Veuillez agréer, cher Monsieur, l'expression de de mes sentiments les plus amicalement dévoués.

André Breton

André Breton 42 rue Fontaine PARIS (IXe)

[Side 2]

PRÉFACE

On sait la critique fondamentale qu'ont fait subir Marx et Engels au matérialisme du XVIIIe siècle: 1: la conception des anciens matérialistes était "mécaniste", 2: elle était métaphysique (en raison du caractère anti-dialectique de leur philosophie), 3: elle n'excluait pas tout idéalisme, celui-ci subsistant "en haut", dans le domaine de la science sociale (inintelligence du matérialisme historique). Il est bien entendu que sur tous les autres points l'accord de Marx et Engels avec les anciens matérialistes ne peut prêter à aucune contestation. 1

Le surréalisme [understreget] n'éprouve, pareillement, aucune difficulté, dans le domaine qui lui est propre, à désigner les "bornes" qui limitaient non seulement les moyens d'expression mais aussi la pensée des écrivains et artistes realistes, à justifier de la nécessité historique où il s'est trouvé d'éliminer ces bornes, à établir qu'à l'issue de cette entreprise ne peut éclater aucune divergence entre le vieux réalisme et lui quant à la reconnaissance du réel, à l'affirmation de la toute-puissance du réel. Contrairement à ce qui insinuent certains de ses défracteurs, il est aisé, comme on va voir, de démontrer que, de tous les mouvements spécifiquement intellectuels qui se sont suicidés jusqu'à ce jour, il est le seul à s'être premuni contre toute velléité de fantaisie idéaliste, le seul à avoir prémédité dans l'art de règler définitivement son compte au "fidéisme".

S'il s'avére que deux démarches spirituelles à première vue aussi distinctes que les précédentes présentent un tel parallélisme et poursuivent, ne serait-ce que dans l'ordre négatif une telle fin commune, il est trop évident que [ord overstreget] l'argumentation qui tend à les opposer l'une à l'autre, à les faire tenir pour incompatibles du point de vue révolutionnaire, ne peut que misérablement s'effondrer.

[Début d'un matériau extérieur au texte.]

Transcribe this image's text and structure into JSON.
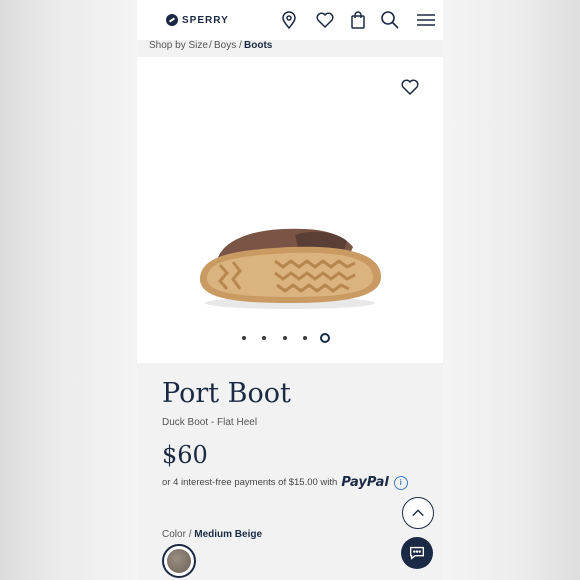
{
  "header": {
    "brand": "SPERRY",
    "icons": [
      "location-pin-icon",
      "heart-icon",
      "shopping-bag-icon",
      "search-icon",
      "menu-icon"
    ]
  },
  "breadcrumb": {
    "items": [
      "Shop by Size",
      "Boys",
      "Boots"
    ],
    "separator": "/"
  },
  "gallery": {
    "total_images": 5,
    "active_index": 4
  },
  "product": {
    "name": "Port Boot",
    "subtitle": "Duck Boot - Flat Heel",
    "price": "$60",
    "payment_text": "or 4 interest-free payments of $15.00 with",
    "payment_brand": "PayPal",
    "color_label": "Color",
    "color_separator": "/",
    "color_value": "Medium Beige"
  },
  "colors": {
    "navy": "#1b2a44",
    "accent_blue": "#3d7cc9"
  }
}
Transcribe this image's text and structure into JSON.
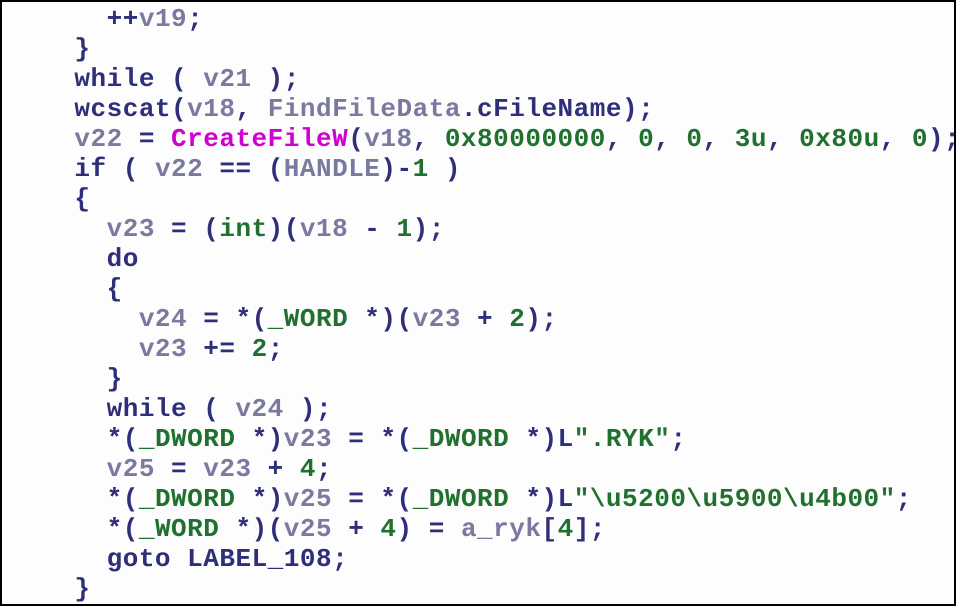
{
  "code": {
    "lines": [
      {
        "indent": 3,
        "tokens": [
          {
            "t": "op",
            "v": "++"
          },
          {
            "t": "id",
            "v": "v19"
          },
          {
            "t": "punc",
            "v": ";"
          }
        ]
      },
      {
        "indent": 2,
        "tokens": [
          {
            "t": "punc",
            "v": "}"
          }
        ]
      },
      {
        "indent": 2,
        "tokens": [
          {
            "t": "kw",
            "v": "while"
          },
          {
            "t": "punc",
            "v": " ( "
          },
          {
            "t": "id",
            "v": "v21"
          },
          {
            "t": "punc",
            "v": " );"
          }
        ]
      },
      {
        "indent": 2,
        "tokens": [
          {
            "t": "kw",
            "v": "wcscat"
          },
          {
            "t": "punc",
            "v": "("
          },
          {
            "t": "id",
            "v": "v18"
          },
          {
            "t": "punc",
            "v": ", "
          },
          {
            "t": "id",
            "v": "FindFileData"
          },
          {
            "t": "punc",
            "v": "."
          },
          {
            "t": "memb",
            "v": "cFileName"
          },
          {
            "t": "punc",
            "v": ");"
          }
        ]
      },
      {
        "indent": 2,
        "tokens": [
          {
            "t": "id",
            "v": "v22"
          },
          {
            "t": "op",
            "v": " = "
          },
          {
            "t": "func",
            "v": "CreateFileW"
          },
          {
            "t": "punc",
            "v": "("
          },
          {
            "t": "id",
            "v": "v18"
          },
          {
            "t": "punc",
            "v": ", "
          },
          {
            "t": "num",
            "v": "0x80000000"
          },
          {
            "t": "punc",
            "v": ", "
          },
          {
            "t": "num",
            "v": "0"
          },
          {
            "t": "punc",
            "v": ", "
          },
          {
            "t": "num",
            "v": "0"
          },
          {
            "t": "punc",
            "v": ", "
          },
          {
            "t": "num",
            "v": "3u"
          },
          {
            "t": "punc",
            "v": ", "
          },
          {
            "t": "num",
            "v": "0x80u"
          },
          {
            "t": "punc",
            "v": ", "
          },
          {
            "t": "num",
            "v": "0"
          },
          {
            "t": "punc",
            "v": ");"
          }
        ]
      },
      {
        "indent": 2,
        "tokens": [
          {
            "t": "kw",
            "v": "if"
          },
          {
            "t": "punc",
            "v": " ( "
          },
          {
            "t": "id",
            "v": "v22"
          },
          {
            "t": "op",
            "v": " == "
          },
          {
            "t": "punc",
            "v": "("
          },
          {
            "t": "id",
            "v": "HANDLE"
          },
          {
            "t": "punc",
            "v": ")"
          },
          {
            "t": "op",
            "v": "-"
          },
          {
            "t": "num",
            "v": "1"
          },
          {
            "t": "punc",
            "v": " )"
          }
        ]
      },
      {
        "indent": 2,
        "tokens": [
          {
            "t": "punc",
            "v": "{"
          }
        ]
      },
      {
        "indent": 3,
        "tokens": [
          {
            "t": "id",
            "v": "v23"
          },
          {
            "t": "op",
            "v": " = "
          },
          {
            "t": "punc",
            "v": "("
          },
          {
            "t": "type",
            "v": "int"
          },
          {
            "t": "punc",
            "v": ")("
          },
          {
            "t": "id",
            "v": "v18"
          },
          {
            "t": "op",
            "v": " - "
          },
          {
            "t": "num",
            "v": "1"
          },
          {
            "t": "punc",
            "v": ");"
          }
        ]
      },
      {
        "indent": 3,
        "tokens": [
          {
            "t": "kw",
            "v": "do"
          }
        ]
      },
      {
        "indent": 3,
        "tokens": [
          {
            "t": "punc",
            "v": "{"
          }
        ]
      },
      {
        "indent": 4,
        "tokens": [
          {
            "t": "id",
            "v": "v24"
          },
          {
            "t": "op",
            "v": " = *"
          },
          {
            "t": "punc",
            "v": "("
          },
          {
            "t": "type",
            "v": "_WORD"
          },
          {
            "t": "op",
            "v": " *"
          },
          {
            "t": "punc",
            "v": ")("
          },
          {
            "t": "id",
            "v": "v23"
          },
          {
            "t": "op",
            "v": " + "
          },
          {
            "t": "num",
            "v": "2"
          },
          {
            "t": "punc",
            "v": ");"
          }
        ]
      },
      {
        "indent": 4,
        "tokens": [
          {
            "t": "id",
            "v": "v23"
          },
          {
            "t": "op",
            "v": " += "
          },
          {
            "t": "num",
            "v": "2"
          },
          {
            "t": "punc",
            "v": ";"
          }
        ]
      },
      {
        "indent": 3,
        "tokens": [
          {
            "t": "punc",
            "v": "}"
          }
        ]
      },
      {
        "indent": 3,
        "tokens": [
          {
            "t": "kw",
            "v": "while"
          },
          {
            "t": "punc",
            "v": " ( "
          },
          {
            "t": "id",
            "v": "v24"
          },
          {
            "t": "punc",
            "v": " );"
          }
        ]
      },
      {
        "indent": 3,
        "tokens": [
          {
            "t": "op",
            "v": "*"
          },
          {
            "t": "punc",
            "v": "("
          },
          {
            "t": "type",
            "v": "_DWORD"
          },
          {
            "t": "op",
            "v": " *"
          },
          {
            "t": "punc",
            "v": ")"
          },
          {
            "t": "id",
            "v": "v23"
          },
          {
            "t": "op",
            "v": " = *"
          },
          {
            "t": "punc",
            "v": "("
          },
          {
            "t": "type",
            "v": "_DWORD"
          },
          {
            "t": "op",
            "v": " *"
          },
          {
            "t": "punc",
            "v": ")"
          },
          {
            "t": "kw",
            "v": "L"
          },
          {
            "t": "str",
            "v": "\".RYK\""
          },
          {
            "t": "punc",
            "v": ";"
          }
        ]
      },
      {
        "indent": 3,
        "tokens": [
          {
            "t": "id",
            "v": "v25"
          },
          {
            "t": "op",
            "v": " = "
          },
          {
            "t": "id",
            "v": "v23"
          },
          {
            "t": "op",
            "v": " + "
          },
          {
            "t": "num",
            "v": "4"
          },
          {
            "t": "punc",
            "v": ";"
          }
        ]
      },
      {
        "indent": 3,
        "tokens": [
          {
            "t": "op",
            "v": "*"
          },
          {
            "t": "punc",
            "v": "("
          },
          {
            "t": "type",
            "v": "_DWORD"
          },
          {
            "t": "op",
            "v": " *"
          },
          {
            "t": "punc",
            "v": ")"
          },
          {
            "t": "id",
            "v": "v25"
          },
          {
            "t": "op",
            "v": " = *"
          },
          {
            "t": "punc",
            "v": "("
          },
          {
            "t": "type",
            "v": "_DWORD"
          },
          {
            "t": "op",
            "v": " *"
          },
          {
            "t": "punc",
            "v": ")"
          },
          {
            "t": "kw",
            "v": "L"
          },
          {
            "t": "str",
            "v": "\"\\u5200\\u5900\\u4b00\""
          },
          {
            "t": "punc",
            "v": ";"
          }
        ]
      },
      {
        "indent": 3,
        "tokens": [
          {
            "t": "op",
            "v": "*"
          },
          {
            "t": "punc",
            "v": "("
          },
          {
            "t": "type",
            "v": "_WORD"
          },
          {
            "t": "op",
            "v": " *"
          },
          {
            "t": "punc",
            "v": ")("
          },
          {
            "t": "id",
            "v": "v25"
          },
          {
            "t": "op",
            "v": " + "
          },
          {
            "t": "num",
            "v": "4"
          },
          {
            "t": "punc",
            "v": ") = "
          },
          {
            "t": "id",
            "v": "a_ryk"
          },
          {
            "t": "punc",
            "v": "["
          },
          {
            "t": "num",
            "v": "4"
          },
          {
            "t": "punc",
            "v": "];"
          }
        ]
      },
      {
        "indent": 3,
        "tokens": [
          {
            "t": "kw",
            "v": "goto"
          },
          {
            "t": "punc",
            "v": " "
          },
          {
            "t": "kw",
            "v": "LABEL_108"
          },
          {
            "t": "punc",
            "v": ";"
          }
        ]
      },
      {
        "indent": 2,
        "tokens": [
          {
            "t": "punc",
            "v": "}"
          }
        ]
      }
    ]
  }
}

Or, dans la période moderne, la peinture, par exemple, jusqu'à ces dernières années, s'était presque exclusivement préoccupée d'exprimer les rapports manifestes qui existent entre la perception extérieure et le moi [understreget]. L'expression de cette relation s'est montrée de moins en moins suffisante, de plus en plus décevante au fur et à mesure que, tournant en rond sur elle-même, il lui devenait plus interdit de prétendre chez l'homme à l'élargissement, plus encore, par définition, à l'approfondissement du système "perception - conscience". C'était là, en effet, tel qu'il se offrait alors, un système clos dans lequel se trouvaient epuisées depuis longtemps les plus intéressantes possibilités réactionnelles de l'artiste, et qui ne laissait subsister que cet extravagant souci de divinisation de l'objet extérieur dont l'oeuvre de maint grand peintre dit "réaliste" porte la marque. La photographie, en mécanisant à l'extrême le mode plastique de figuration, devait lui porter par ailleurs un coup décisif. Faute de pouvoir accepter avec elle une lutte par avance décourageante, force fut à la peinture de battre en retraite pour se retrancher, d'une manière inexpugnable, derrière la nécessicité d'exprimer visuellement la perception interne. Il faut bien dire que par là elle se trouvait contrainte à prendre possession d'une terrain en friches. Mais je ne saurais trop insister sur le fait que ce lieu d'exil était le seul qui lui fût laissé. Reste a savoir ce que promettait son sol et dès maintenant ce qu'il a tenu.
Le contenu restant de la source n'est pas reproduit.